March 28, 2024

Orlando's mayor: Buddy Dyer

Amy Keller | 4/27/2020

Facing a $24-million budget deficit, Dyer laid off more than 200 city workers and began to work on delivering his campaign promise to revitalize downtown Orlando. Dyer had talked to developer Cameron Kuhn about buying the blighted Jaymont block from Tavistock. Kuhn liked the idea and came up with a plan for a $140-million development that included office towers and a movie theater. To seal the deal, the city offered Kuhn $22 million worth of incentives.

Dyer worried preservationists might stand in the way of Kuhn’s efforts to demolish the Art Deco buildings that had housed a Woolworth’s and a McCrory’s dime store. He let them have their say at a city council meeting that ended with a 5-2 vote to demolish the block but didn’t wait to see whether they’d fight on.
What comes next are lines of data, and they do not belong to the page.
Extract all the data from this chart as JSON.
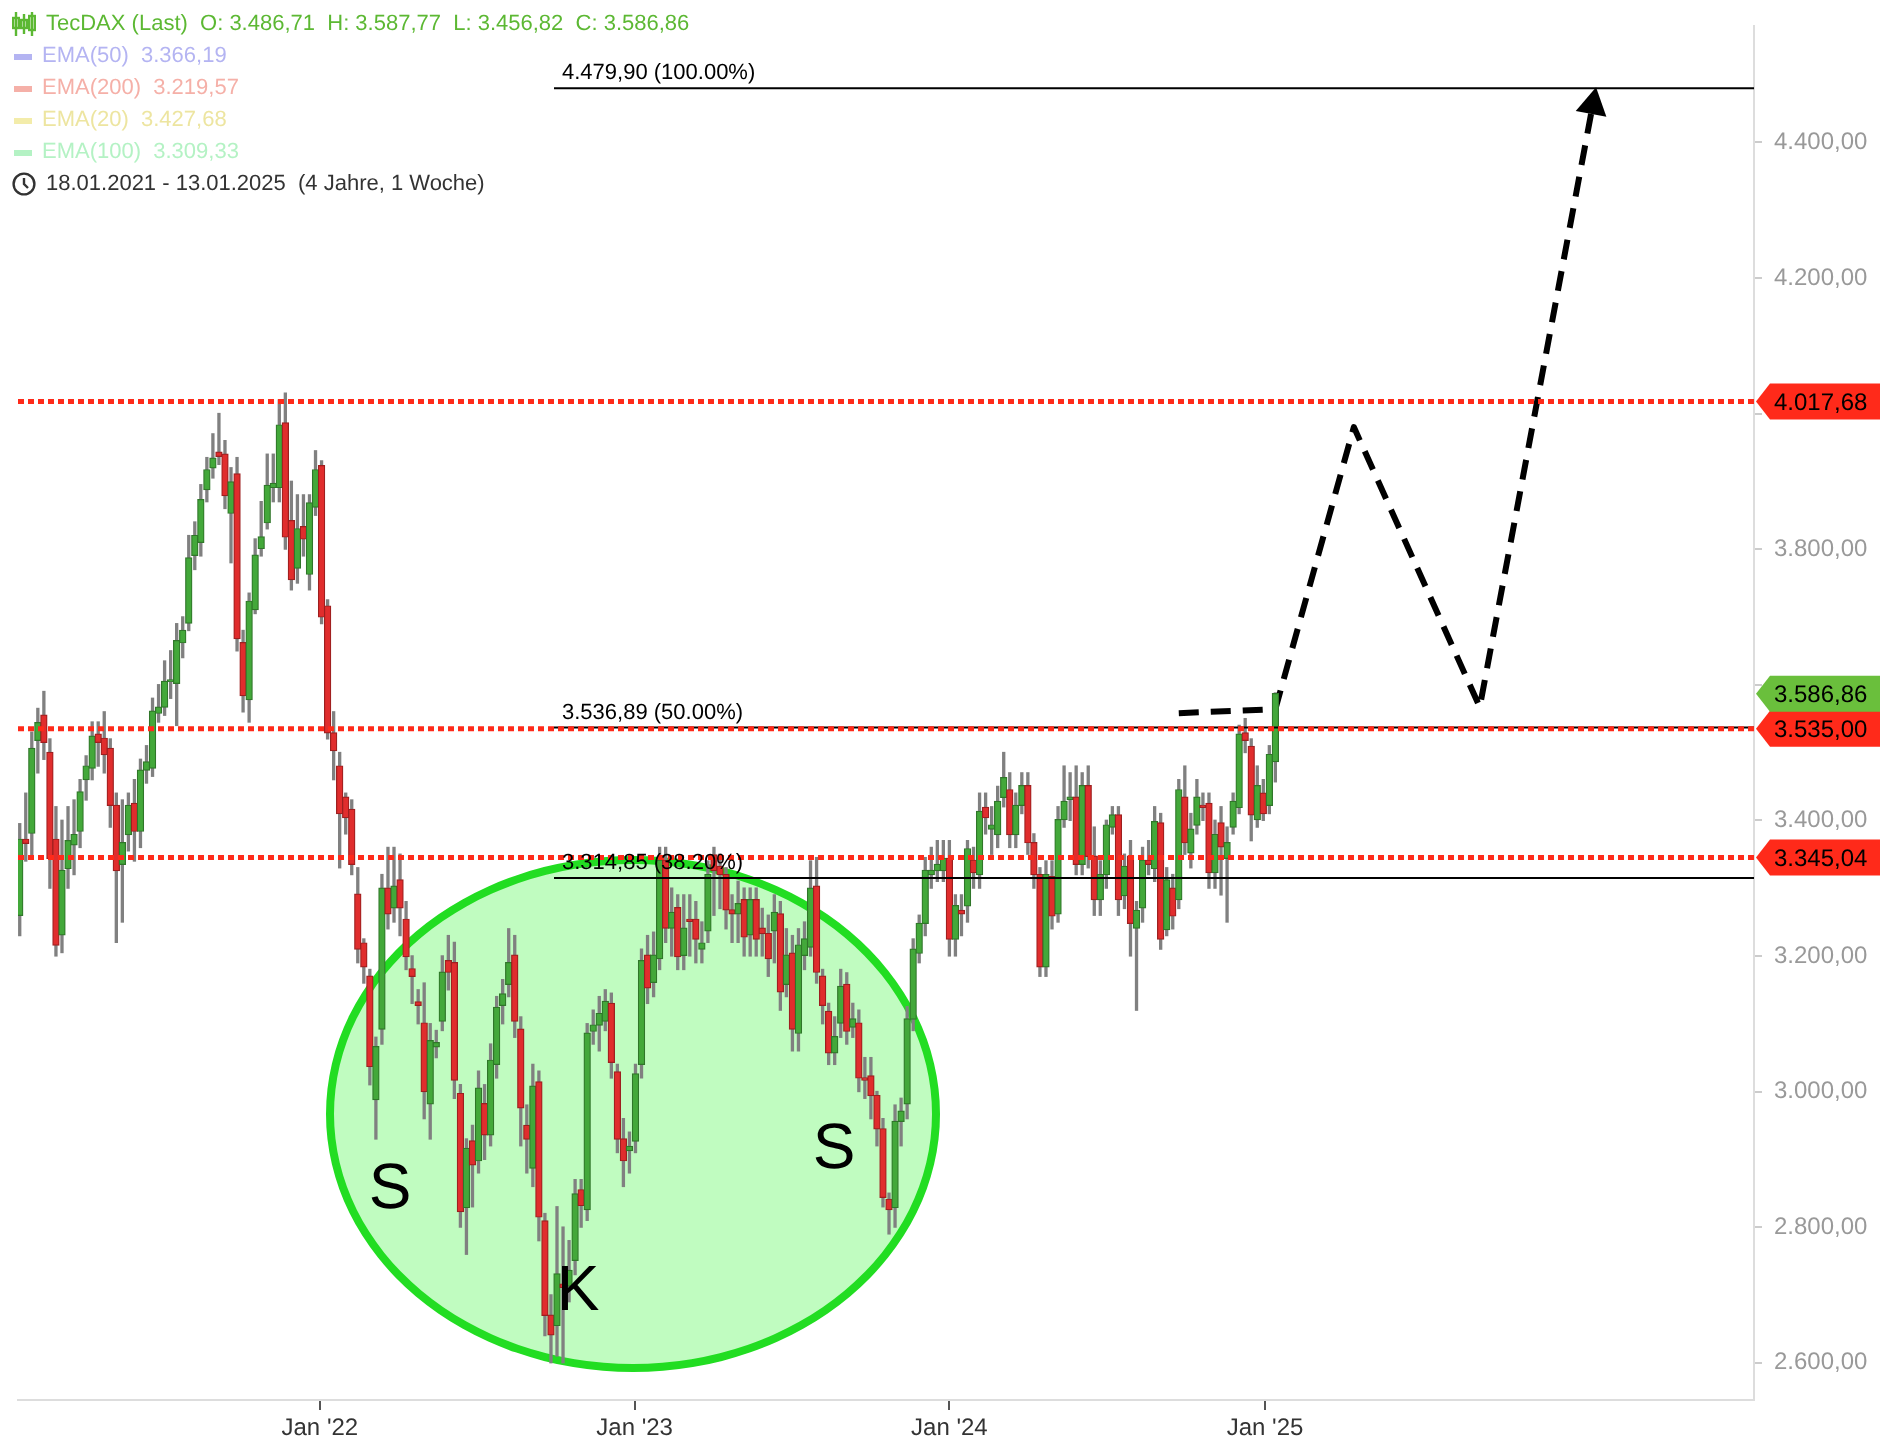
{
  "chart_data": {
    "type": "candlestick",
    "x": [
      "2021-01-18",
      "2021-01-25",
      "2021-02-01",
      "2021-02-08",
      "2021-02-15",
      "2021-02-22",
      "2021-03-01",
      "2021-03-08",
      "2021-03-15",
      "2021-03-22",
      "2021-03-29",
      "2021-04-05",
      "2021-04-12",
      "2021-04-19",
      "2021-04-26",
      "2021-05-03",
      "2021-05-10",
      "2021-05-17",
      "2021-05-24",
      "2021-05-31",
      "2021-06-07",
      "2021-06-14",
      "2021-06-21",
      "2021-06-28",
      "2021-07-05",
      "2021-07-12",
      "2021-07-19",
      "2021-07-26",
      "2021-08-02",
      "2021-08-09",
      "2021-08-16",
      "2021-08-23",
      "2021-08-30",
      "2021-09-06",
      "2021-09-13",
      "2021-09-20",
      "2021-09-27",
      "2021-10-04",
      "2021-10-11",
      "2021-10-18",
      "2021-10-25",
      "2021-11-01",
      "2021-11-08",
      "2021-11-15",
      "2021-11-22",
      "2021-11-29",
      "2021-12-06",
      "2021-12-13",
      "2021-12-20",
      "2021-12-27",
      "2022-01-03",
      "2022-01-10",
      "2022-01-17",
      "2022-01-24",
      "2022-01-31",
      "2022-02-07",
      "2022-02-14",
      "2022-02-21",
      "2022-02-28",
      "2022-03-07",
      "2022-03-14",
      "2022-03-21",
      "2022-03-28",
      "2022-04-04",
      "2022-04-11",
      "2022-04-18",
      "2022-04-25",
      "2022-05-02",
      "2022-05-09",
      "2022-05-16",
      "2022-05-23",
      "2022-05-30",
      "2022-06-06",
      "2022-06-13",
      "2022-06-20",
      "2022-06-27",
      "2022-07-04",
      "2022-07-11",
      "2022-07-18",
      "2022-07-25",
      "2022-08-01",
      "2022-08-08",
      "2022-08-15",
      "2022-08-22",
      "2022-08-29",
      "2022-09-05",
      "2022-09-12",
      "2022-09-19",
      "2022-09-26",
      "2022-10-03",
      "2022-10-10",
      "2022-10-17",
      "2022-10-24",
      "2022-10-31",
      "2022-11-07",
      "2022-11-14",
      "2022-11-21",
      "2022-11-28",
      "2022-12-05",
      "2022-12-12",
      "2022-12-19",
      "2022-12-26",
      "2023-01-02",
      "2023-01-09",
      "2023-01-16",
      "2023-01-23",
      "2023-01-30",
      "2023-02-06",
      "2023-02-13",
      "2023-02-20",
      "2023-02-27",
      "2023-03-06",
      "2023-03-13",
      "2023-03-20",
      "2023-03-27",
      "2023-04-03",
      "2023-04-10",
      "2023-04-17",
      "2023-04-24",
      "2023-05-01",
      "2023-05-08",
      "2023-05-15",
      "2023-05-22",
      "2023-05-29",
      "2023-06-05",
      "2023-06-12",
      "2023-06-19",
      "2023-06-26",
      "2023-07-03",
      "2023-07-10",
      "2023-07-17",
      "2023-07-24",
      "2023-07-31",
      "2023-08-07",
      "2023-08-14",
      "2023-08-21",
      "2023-08-28",
      "2023-09-04",
      "2023-09-11",
      "2023-09-18",
      "2023-09-25",
      "2023-10-02",
      "2023-10-09",
      "2023-10-16",
      "2023-10-23",
      "2023-10-30",
      "2023-11-06",
      "2023-11-13",
      "2023-11-20",
      "2023-11-27",
      "2023-12-04",
      "2023-12-11",
      "2023-12-18",
      "2023-12-25",
      "2024-01-01",
      "2024-01-08",
      "2024-01-15",
      "2024-01-22",
      "2024-01-29",
      "2024-02-05",
      "2024-02-12",
      "2024-02-19",
      "2024-02-26",
      "2024-03-04",
      "2024-03-11",
      "2024-03-18",
      "2024-03-25",
      "2024-04-01",
      "2024-04-08",
      "2024-04-15",
      "2024-04-22",
      "2024-04-29",
      "2024-05-06",
      "2024-05-13",
      "2024-05-20",
      "2024-05-27",
      "2024-06-03",
      "2024-06-10",
      "2024-06-17",
      "2024-06-24",
      "2024-07-01",
      "2024-07-08",
      "2024-07-15",
      "2024-07-22",
      "2024-07-29",
      "2024-08-05",
      "2024-08-12",
      "2024-08-19",
      "2024-08-26",
      "2024-09-02",
      "2024-09-09",
      "2024-09-16",
      "2024-09-23",
      "2024-09-30",
      "2024-10-07",
      "2024-10-14",
      "2024-10-21",
      "2024-10-28",
      "2024-11-04",
      "2024-11-11",
      "2024-11-18",
      "2024-11-25",
      "2024-12-02",
      "2024-12-09",
      "2024-12-16",
      "2024-12-23",
      "2024-12-30",
      "2025-01-06",
      "2025-01-13"
    ],
    "ohlc": [
      [
        3260,
        3395,
        3230,
        3372
      ],
      [
        3372,
        3440,
        3340,
        3366
      ],
      [
        3381,
        3530,
        3345,
        3506
      ],
      [
        3518,
        3565,
        3470,
        3544
      ],
      [
        3555,
        3590,
        3490,
        3515
      ],
      [
        3500,
        3520,
        3300,
        3344
      ],
      [
        3372,
        3420,
        3200,
        3216
      ],
      [
        3231,
        3400,
        3205,
        3326
      ],
      [
        3329,
        3420,
        3300,
        3370
      ],
      [
        3364,
        3430,
        3320,
        3379
      ],
      [
        3384,
        3460,
        3360,
        3442
      ],
      [
        3460,
        3495,
        3430,
        3480
      ],
      [
        3477,
        3545,
        3460,
        3524
      ],
      [
        3527,
        3545,
        3480,
        3515
      ],
      [
        3521,
        3560,
        3470,
        3497
      ],
      [
        3506,
        3520,
        3390,
        3422
      ],
      [
        3422,
        3440,
        3220,
        3326
      ],
      [
        3335,
        3430,
        3250,
        3367
      ],
      [
        3379,
        3440,
        3355,
        3422
      ],
      [
        3425,
        3460,
        3340,
        3384
      ],
      [
        3384,
        3490,
        3360,
        3474
      ],
      [
        3474,
        3510,
        3455,
        3486
      ],
      [
        3477,
        3580,
        3465,
        3561
      ],
      [
        3558,
        3600,
        3545,
        3567
      ],
      [
        3567,
        3635,
        3555,
        3605
      ],
      [
        3605,
        3650,
        3580,
        3607
      ],
      [
        3602,
        3690,
        3540,
        3665
      ],
      [
        3662,
        3700,
        3640,
        3680
      ],
      [
        3691,
        3820,
        3680,
        3787
      ],
      [
        3791,
        3840,
        3770,
        3820
      ],
      [
        3810,
        3895,
        3790,
        3873
      ],
      [
        3888,
        3935,
        3870,
        3917
      ],
      [
        3920,
        3970,
        3905,
        3934
      ],
      [
        3943,
        4000,
        3925,
        3937
      ],
      [
        3940,
        3960,
        3860,
        3879
      ],
      [
        3853,
        3920,
        3780,
        3899
      ],
      [
        3911,
        3935,
        3650,
        3668
      ],
      [
        3662,
        3680,
        3560,
        3584
      ],
      [
        3578,
        3735,
        3545,
        3723
      ],
      [
        3711,
        3815,
        3705,
        3791
      ],
      [
        3801,
        3870,
        3790,
        3818
      ],
      [
        3839,
        3940,
        3830,
        3894
      ],
      [
        3891,
        3940,
        3870,
        3897
      ],
      [
        3891,
        4020,
        3870,
        3983
      ],
      [
        3986,
        4030,
        3800,
        3818
      ],
      [
        3842,
        3900,
        3740,
        3755
      ],
      [
        3772,
        3880,
        3750,
        3830
      ],
      [
        3833,
        3880,
        3790,
        3815
      ],
      [
        3763,
        3880,
        3740,
        3868
      ],
      [
        3862,
        3945,
        3850,
        3917
      ],
      [
        3923,
        3930,
        3690,
        3700
      ],
      [
        3716,
        3725,
        3520,
        3529
      ],
      [
        3529,
        3560,
        3460,
        3503
      ],
      [
        3480,
        3500,
        3330,
        3410
      ],
      [
        3434,
        3440,
        3380,
        3404
      ],
      [
        3416,
        3430,
        3320,
        3335
      ],
      [
        3291,
        3330,
        3190,
        3210
      ],
      [
        3219,
        3225,
        3160,
        3184
      ],
      [
        3170,
        3180,
        3010,
        3037
      ],
      [
        2988,
        3080,
        2930,
        3066
      ],
      [
        3092,
        3320,
        3070,
        3300
      ],
      [
        3300,
        3360,
        3240,
        3262
      ],
      [
        3271,
        3360,
        3250,
        3303
      ],
      [
        3312,
        3350,
        3230,
        3271
      ],
      [
        3254,
        3280,
        3180,
        3199
      ],
      [
        3181,
        3200,
        3130,
        3170
      ],
      [
        3132,
        3150,
        3100,
        3127
      ],
      [
        3101,
        3160,
        2960,
        3000
      ],
      [
        2982,
        3100,
        2930,
        3075
      ],
      [
        3066,
        3090,
        3050,
        3072
      ],
      [
        3104,
        3200,
        3090,
        3176
      ],
      [
        3193,
        3230,
        3150,
        3176
      ],
      [
        3190,
        3220,
        2990,
        3017
      ],
      [
        2997,
        3010,
        2800,
        2823
      ],
      [
        2829,
        2930,
        2760,
        2916
      ],
      [
        2927,
        2950,
        2830,
        2892
      ],
      [
        2898,
        3030,
        2880,
        3005
      ],
      [
        2982,
        3010,
        2900,
        2936
      ],
      [
        2936,
        3070,
        2920,
        3046
      ],
      [
        3040,
        3140,
        3020,
        3124
      ],
      [
        3127,
        3165,
        3100,
        3144
      ],
      [
        3158,
        3240,
        3140,
        3190
      ],
      [
        3201,
        3230,
        3080,
        3104
      ],
      [
        3092,
        3110,
        2920,
        2976
      ],
      [
        2950,
        2980,
        2880,
        2930
      ],
      [
        2887,
        3040,
        2860,
        3008
      ],
      [
        3014,
        3030,
        2780,
        2815
      ],
      [
        2809,
        2820,
        2640,
        2670
      ],
      [
        2670,
        2700,
        2600,
        2641
      ],
      [
        2655,
        2830,
        2610,
        2731
      ],
      [
        2716,
        2800,
        2600,
        2711
      ],
      [
        2713,
        2780,
        2690,
        2736
      ],
      [
        2751,
        2870,
        2730,
        2849
      ],
      [
        2855,
        2870,
        2800,
        2832
      ],
      [
        2826,
        3100,
        2810,
        3086
      ],
      [
        3089,
        3120,
        3070,
        3098
      ],
      [
        3098,
        3140,
        3060,
        3115
      ],
      [
        3104,
        3150,
        3090,
        3133
      ],
      [
        3130,
        3145,
        3020,
        3043
      ],
      [
        3029,
        3040,
        2910,
        2930
      ],
      [
        2930,
        2960,
        2860,
        2898
      ],
      [
        2913,
        2940,
        2880,
        2919
      ],
      [
        2927,
        3040,
        2910,
        3026
      ],
      [
        3040,
        3210,
        3020,
        3193
      ],
      [
        3201,
        3230,
        3130,
        3153
      ],
      [
        3161,
        3235,
        3140,
        3201
      ],
      [
        3196,
        3360,
        3180,
        3341
      ],
      [
        3341,
        3360,
        3220,
        3241
      ],
      [
        3241,
        3300,
        3200,
        3264
      ],
      [
        3271,
        3290,
        3180,
        3199
      ],
      [
        3201,
        3290,
        3180,
        3241
      ],
      [
        3254,
        3290,
        3200,
        3251
      ],
      [
        3254,
        3280,
        3190,
        3225
      ],
      [
        3210,
        3250,
        3190,
        3219
      ],
      [
        3237,
        3340,
        3220,
        3320
      ],
      [
        3349,
        3360,
        3260,
        3326
      ],
      [
        3332,
        3350,
        3270,
        3320
      ],
      [
        3320,
        3330,
        3240,
        3268
      ],
      [
        3268,
        3290,
        3220,
        3262
      ],
      [
        3262,
        3310,
        3220,
        3277
      ],
      [
        3283,
        3300,
        3200,
        3228
      ],
      [
        3231,
        3300,
        3200,
        3283
      ],
      [
        3283,
        3300,
        3200,
        3225
      ],
      [
        3241,
        3270,
        3200,
        3233
      ],
      [
        3233,
        3260,
        3170,
        3196
      ],
      [
        3237,
        3290,
        3190,
        3264
      ],
      [
        3262,
        3280,
        3120,
        3147
      ],
      [
        3158,
        3240,
        3140,
        3201
      ],
      [
        3204,
        3230,
        3060,
        3092
      ],
      [
        3086,
        3240,
        3060,
        3216
      ],
      [
        3201,
        3250,
        3180,
        3225
      ],
      [
        3213,
        3340,
        3200,
        3300
      ],
      [
        3303,
        3345,
        3160,
        3176
      ],
      [
        3170,
        3180,
        3100,
        3127
      ],
      [
        3118,
        3130,
        3040,
        3057
      ],
      [
        3057,
        3110,
        3040,
        3081
      ],
      [
        3101,
        3180,
        3080,
        3155
      ],
      [
        3158,
        3175,
        3070,
        3089
      ],
      [
        3095,
        3130,
        3080,
        3107
      ],
      [
        3101,
        3120,
        3000,
        3020
      ],
      [
        3020,
        3050,
        2990,
        3017
      ],
      [
        3023,
        3050,
        2960,
        2994
      ],
      [
        2994,
        3000,
        2920,
        2945
      ],
      [
        2945,
        2960,
        2830,
        2844
      ],
      [
        2841,
        2850,
        2790,
        2826
      ],
      [
        2829,
        2980,
        2800,
        2956
      ],
      [
        2956,
        2990,
        2920,
        2971
      ],
      [
        2982,
        3125,
        2960,
        3107
      ],
      [
        3107,
        3225,
        3090,
        3210
      ],
      [
        3204,
        3260,
        3190,
        3248
      ],
      [
        3248,
        3345,
        3230,
        3326
      ],
      [
        3320,
        3360,
        3300,
        3326
      ],
      [
        3326,
        3370,
        3310,
        3335
      ],
      [
        3326,
        3370,
        3310,
        3344
      ],
      [
        3344,
        3370,
        3200,
        3225
      ],
      [
        3225,
        3290,
        3200,
        3274
      ],
      [
        3267,
        3290,
        3230,
        3262
      ],
      [
        3274,
        3370,
        3250,
        3358
      ],
      [
        3341,
        3360,
        3300,
        3323
      ],
      [
        3320,
        3440,
        3300,
        3413
      ],
      [
        3419,
        3440,
        3380,
        3404
      ],
      [
        3387,
        3420,
        3350,
        3393
      ],
      [
        3379,
        3450,
        3360,
        3428
      ],
      [
        3434,
        3500,
        3420,
        3463
      ],
      [
        3445,
        3470,
        3360,
        3379
      ],
      [
        3379,
        3440,
        3360,
        3422
      ],
      [
        3422,
        3470,
        3410,
        3451
      ],
      [
        3451,
        3470,
        3350,
        3367
      ],
      [
        3367,
        3380,
        3300,
        3320
      ],
      [
        3320,
        3330,
        3170,
        3184
      ],
      [
        3184,
        3340,
        3170,
        3320
      ],
      [
        3317,
        3340,
        3240,
        3259
      ],
      [
        3262,
        3420,
        3250,
        3401
      ],
      [
        3401,
        3480,
        3390,
        3428
      ],
      [
        3431,
        3470,
        3400,
        3434
      ],
      [
        3434,
        3480,
        3320,
        3335
      ],
      [
        3335,
        3470,
        3320,
        3451
      ],
      [
        3451,
        3480,
        3330,
        3347
      ],
      [
        3347,
        3390,
        3260,
        3283
      ],
      [
        3283,
        3340,
        3260,
        3320
      ],
      [
        3320,
        3400,
        3300,
        3393
      ],
      [
        3390,
        3420,
        3380,
        3408
      ],
      [
        3408,
        3420,
        3260,
        3283
      ],
      [
        3289,
        3350,
        3270,
        3332
      ],
      [
        3347,
        3370,
        3200,
        3248
      ],
      [
        3241,
        3280,
        3120,
        3267
      ],
      [
        3271,
        3360,
        3250,
        3341
      ],
      [
        3341,
        3370,
        3320,
        3335
      ],
      [
        3329,
        3420,
        3310,
        3398
      ],
      [
        3396,
        3410,
        3210,
        3225
      ],
      [
        3239,
        3330,
        3230,
        3312
      ],
      [
        3300,
        3320,
        3240,
        3259
      ],
      [
        3283,
        3460,
        3270,
        3445
      ],
      [
        3434,
        3480,
        3350,
        3367
      ],
      [
        3352,
        3410,
        3330,
        3387
      ],
      [
        3393,
        3460,
        3380,
        3434
      ],
      [
        3422,
        3440,
        3400,
        3419
      ],
      [
        3425,
        3440,
        3300,
        3323
      ],
      [
        3323,
        3400,
        3300,
        3379
      ],
      [
        3396,
        3420,
        3290,
        3361
      ],
      [
        3344,
        3390,
        3250,
        3367
      ],
      [
        3390,
        3440,
        3380,
        3428
      ],
      [
        3419,
        3540,
        3410,
        3527
      ],
      [
        3529,
        3550,
        3500,
        3518
      ],
      [
        3509,
        3520,
        3370,
        3408
      ],
      [
        3401,
        3480,
        3390,
        3451
      ],
      [
        3440,
        3460,
        3400,
        3410
      ],
      [
        3422,
        3510,
        3410,
        3497
      ],
      [
        3486.71,
        3587.77,
        3456.82,
        3586.86
      ]
    ],
    "series": [
      {
        "type": "line",
        "x": [
          "2024-09-23",
          "2025-01-13",
          "2025-04-14",
          "2025-09-07",
          "2026-01-16"
        ],
        "values": [
          3558,
          3564,
          3980,
          3567,
          4455
        ],
        "color": "#000000",
        "line_style": "dashed"
      }
    ],
    "xlim": [
      "2021-01-16",
      "2026-07-22"
    ],
    "xticks": [
      {
        "value": "2022-01-01",
        "label": "Jan '22"
      },
      {
        "value": "2023-01-01",
        "label": "Jan '23"
      },
      {
        "value": "2024-01-01",
        "label": "Jan '24"
      },
      {
        "value": "2025-01-01",
        "label": "Jan '25"
      }
    ],
    "ylim": [
      2545,
      4571
    ],
    "yticks": [
      {
        "value": 2600,
        "label": "2.600,00"
      },
      {
        "value": 2800,
        "label": "2.800,00"
      },
      {
        "value": 3000,
        "label": "3.000,00"
      },
      {
        "value": 3200,
        "label": "3.200,00"
      },
      {
        "value": 3400,
        "label": "3.400,00"
      },
      {
        "value": 3600,
        "label": null
      },
      {
        "value": 3800,
        "label": "3.800,00"
      },
      {
        "value": 4000,
        "label": null
      },
      {
        "value": 4200,
        "label": "4.200,00"
      },
      {
        "value": 4400,
        "label": "4.400,00"
      }
    ],
    "ref_lines": [
      {
        "axis": "y",
        "value": 4479.9,
        "label": "4.479,90 (100.00%)",
        "color": "#000000",
        "line_style": "solid"
      },
      {
        "axis": "y",
        "value": 3536.89,
        "label": "3.536,89 (50.00%)",
        "color": "#000000",
        "line_style": "solid"
      },
      {
        "axis": "y",
        "value": 3314.85,
        "label": "3.314,85 (38.20%)",
        "color": "#000000",
        "line_style": "solid"
      },
      {
        "axis": "y",
        "value": 4017.68,
        "label": "4.017,68",
        "color": "#ff2a1a",
        "line_style": "dotted"
      },
      {
        "axis": "y",
        "value": 3535,
        "label": "3.535,00",
        "color": "#ff2a1a",
        "line_style": "dotted"
      },
      {
        "axis": "y",
        "value": 3345.04,
        "label": "3.345,04",
        "color": "#ff2a1a",
        "line_style": "dotted"
      }
    ],
    "annotations": [
      "TecDAX (Last)  O: 3.486,71  H: 3.587,77  L: 3.456,82  C: 3.586,86",
      "EMA(50)  3.366,19",
      "EMA(200)  3.219,57",
      "EMA(20)  3.427,68",
      "EMA(100)  3.309,33",
      "18.01.2021 - 13.01.2025  (4 Jahre, 1 Woche)",
      "S",
      "K",
      "S",
      "3.586,86"
    ]
  }
}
Immediately after the vote, demolition equipment that had been positioned at the fire station rolled down Orange Avenue and razed the buildings along the Jaymont block before the sun came up the next morning.

The move angered some, but Dyer makes no apologies. “It didn’t give anybody an opportunity to go into court and get an injunction,” he says, adding that it “gave the business community the message that we would use our political capital to make sure that things got done in downtown.”

As the Jaymont block was redeveloped, Dyer turned to bringing a performing arts center to Orlando. It wasn’t a new idea. Former Orlando Mayor Bill Frederick had planted the seed in the 1980s, and Hood had also tried unsuccessfully to push the project during her 11 years in office. Dyer renewed the push but took a different approach. As he mapped out a plan, “it became clear the Citrus Bowl was a dump, and it needed a renovation and the Orlando Magic needed something done with the (Amway) arena,” Dyer says.

He suggested bundling all three projects into one package to induce cooperation from competing interests: Sports supporters and arts boosters would have to support each other if they wanted their pet projects to succeed.

There were other hurdles to overcome, including opposition from tourism industry leaders who didn’t want to share bed tax dollars with the $1.1-billion sports and entertainment venues. Dyer worked with then-Orange County Mayor Richard Crotty (his predecessor in the state Senate) to broker a deal that would let the county implement a penny bump in the tourist development tax, with a half-cent of the hike going to the arena and half going to tourism marketing to help hoteliers. To foot the rest of the bill, Dyer tapped funding from the city’s Community Development Agency bonds, corporate and philanthropic contributions, state funding and other sources.

Although the 875,000-sq.-ft., city-owned Amway Center opened in 2010 as planned, the 2008 recession slowed the other two projects. By 2011, a shortfall in tourist development tax funding had stalled the Dr. Phillips Center for the Performing Arts, and Crotty’s successor, Teresa Jacobs, lambasted the project in a letter to Dyer that detailed a number of “serious financial and construction-related concerns” uncovered by a county review of the project. That sparked a clash between the two mayors — with each telling the media they didn’t trust the other.

Dyer and Jacobs eventually settled their differences, and the arts center was finished in two phases, the first completed in 2014 and the second scheduled for completion this fall. Renovations of the Citrus Bowl, now known as Camping World Stadium, were scaled back — but Dyer says he’s pleased with the $200 million in upgrades that were finished in 2014, and the stadium is set for another $60 million in upgrades to help the venue compete for the chance to host the 2026 FIFA World Cup. “I think we did pretty well for $200 million. It’s an NFL-quality stadium. Everybody else has spent billions on theirs,” Dyer says.